Wir machen immer mal wieder LANs und schreien uns bei den ganzen alten Shootern an etc, ist natürlich auch immer Alkohol im Spiel 

Wenn nicht probier mal Arcade Sachen

oder iwelche Aufbauspiele wie Anno, wo du einfach ein Projekt verfolgen kannst und dies auch mal "abstellen" kannst.

Von LoL oder anderen MOBAs würde ich abraten, da man zu viele Spielstunden (100++) brauch um das Spiel erstmal generell zu verstehen und es am Anfang ziemlich frustrierend sein kann.


----------



## Rizzard (9. Januar 2015)

Seabound schrieb:


> Was mir weniger Spaß macht, sind Onlineshooter.



Ja damit ist es seit einiger Zeit quasi vorbei.
Ich hab mir aus Gewohnheit zwar auch noch BF4 verkauft, doch schätzungsweise nur 20-40h damit verbracht. Ist wohl auch einfach nicht mehr mein Genre.



> Ansonsten liebe ich Spiele wie Dark Souls und werde auch weiterhin in der Richtung alles zocken, was mir vor die Flinte kommt.




Vor ca 2-3 Jahren auch mit den Souls Titeln angefangen, und seit dem her dem Wahn verfallen.
Generell habe ich des öfteren das Gefühl, das gerade diese Spiele der älteren Generation Spass macht. Ich zähl mich da mit 30 einfach mal dazu.


----------



## Seabound (9. Januar 2015)

Amarillo schrieb:


> Von LoL oder anderen MOBAs würde ich abraten, da man zu viele Spielstunden (100++) brauch um das Spiel erstmal generell zu verstehen und es am Anfang ziemlich frustrierend sein kann.



Also LOL ist kein Problem. Ich hab ca. 1400 gewonnene Spiele und zock das schon seit ca. 3 Jahren oder so. Da hab ich eindeutig Routine! Bei LOL kann man auch einiges an fehlenden Reflexen mit Erfahrung wett machen.
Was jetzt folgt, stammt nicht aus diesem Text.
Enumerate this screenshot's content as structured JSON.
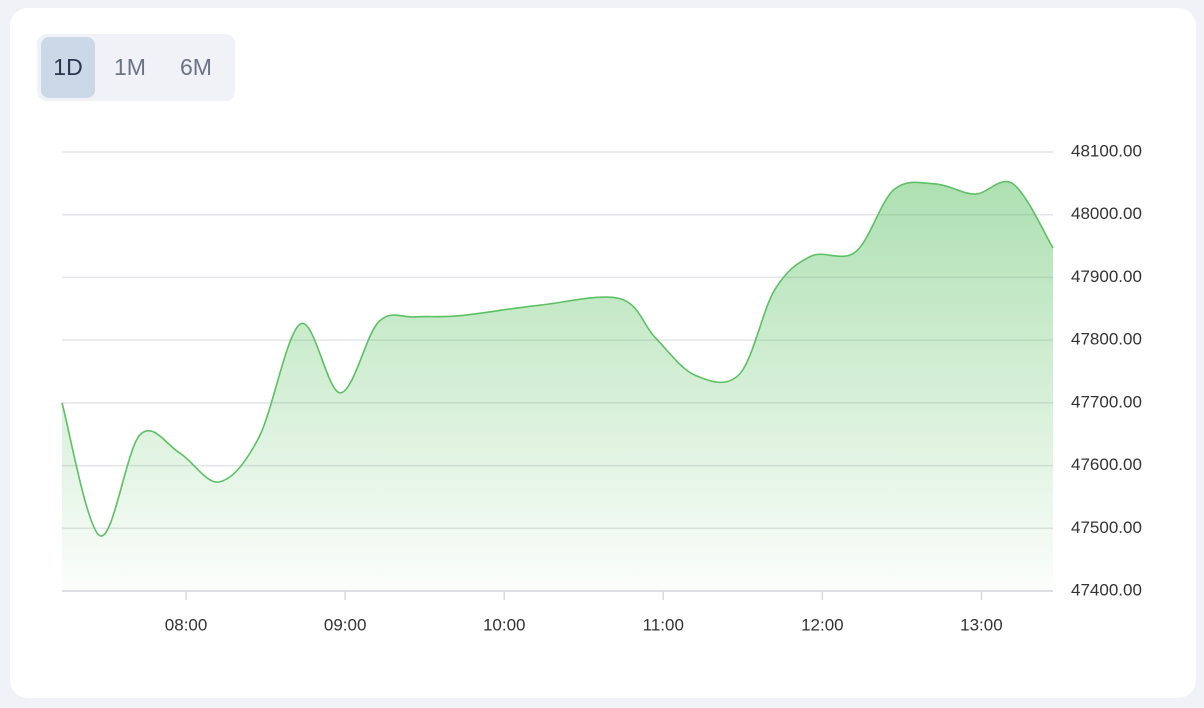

Da hab ich noch Chancen!


----------



## leaf348 (23. Februar 2015)

Ich werde die Tage 27, hab die letzten 4 Jahre studiert und mit meinem Account in dieser Zeit etwa 600 std Fifa gesammelt (Ist halt DER WG-Zeitvertreib neben dem Biertrinken  )
Ansonsten sind es eher so Phasen, mal suchte ich wieder ein paar Wochen Anno oder hol mir mal was neues  oder zocke auch mal ein halbes Jahr gar nicht.


----------



## Ruptet (23. Februar 2015)

War schon mit 16 raus aus dem ganzen, zu nem guten Spiel sag ich aber nie nein, wenn mal ein gutes erscheinen sollte.
Davor wars bei mir die mmo zeit... Metin2 vorallem  war aber richtig imba jungeh.... Oh man waren das Zeiten und kosten.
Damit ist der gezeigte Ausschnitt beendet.